We like to pretend Wade is on his last leg, but he looks rejuvenated this season after getting in better shape and losing all of the pressure of being on a title contending team. He’ll probably always be a knee injury away from deteriorating in-season but that doesn’t mean he’s not almost impossible for a rookie wing defender to go up against. There was a play in the fourth quarter in which Wade left Wiggins in his dust on a crossover move. A few possessions later, Wade tried the crossover again against the kid and Wiggins stayed with him and eventually forced a pass out of a post-up. Wade would follow that up with a jumper from the baseline in Wiggins’ face and then beat him and Pekovic on a pick-and-roll coverage for a dunk that served as the dagger for the game.
Wiggins stuck with the late assignment of trying to defend one of his idols growing up though, and it led to a cool exchange between Wade and Wiggins after the game that harkened back to when Wade was a rookie and a Wolves’ Hall of Fame veteran gave him some words of encouragement about how great he can become.
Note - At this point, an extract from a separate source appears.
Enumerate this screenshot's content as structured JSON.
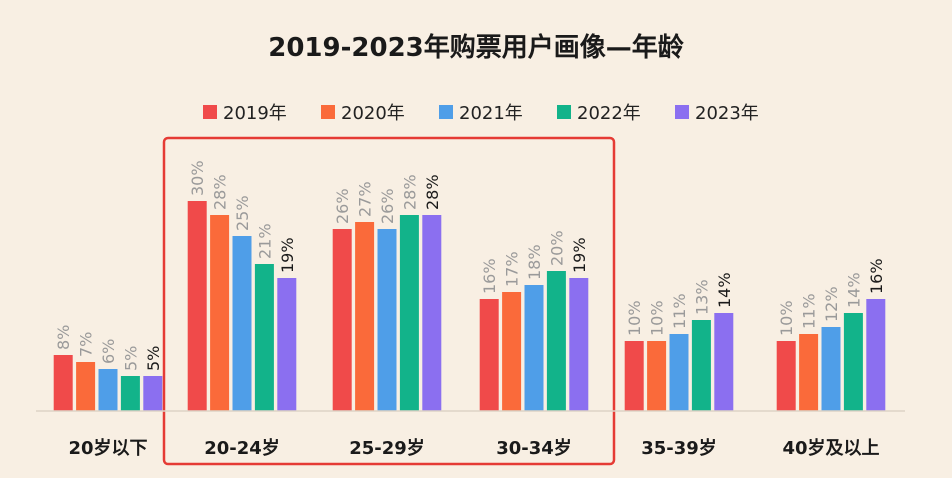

“Just some words of advice really,” Wiggins answered when asked about what Wade said to him. “He said to keep going hard. He asked me if I wanted to be great and I said yes. He said I’ve got all the tools to be great, just keep working.”
While the stat line for Wiggins won’t always blow us away in this rookie season, the learning experience he’s getting by being tested by the best in the league is invaluable. It’s something we can’t measure with stats. It’s something we’ll only see add to his development as he grows into one of the best wing players in the league over the next few years. And in a situation like Ricky missing a month or more with this ankle injury, perhaps we get to see a similar growth process with LaVine.
The future is bright and the present is all about patience. It’s about finding their identity on the floor in the proper balance to breed future success.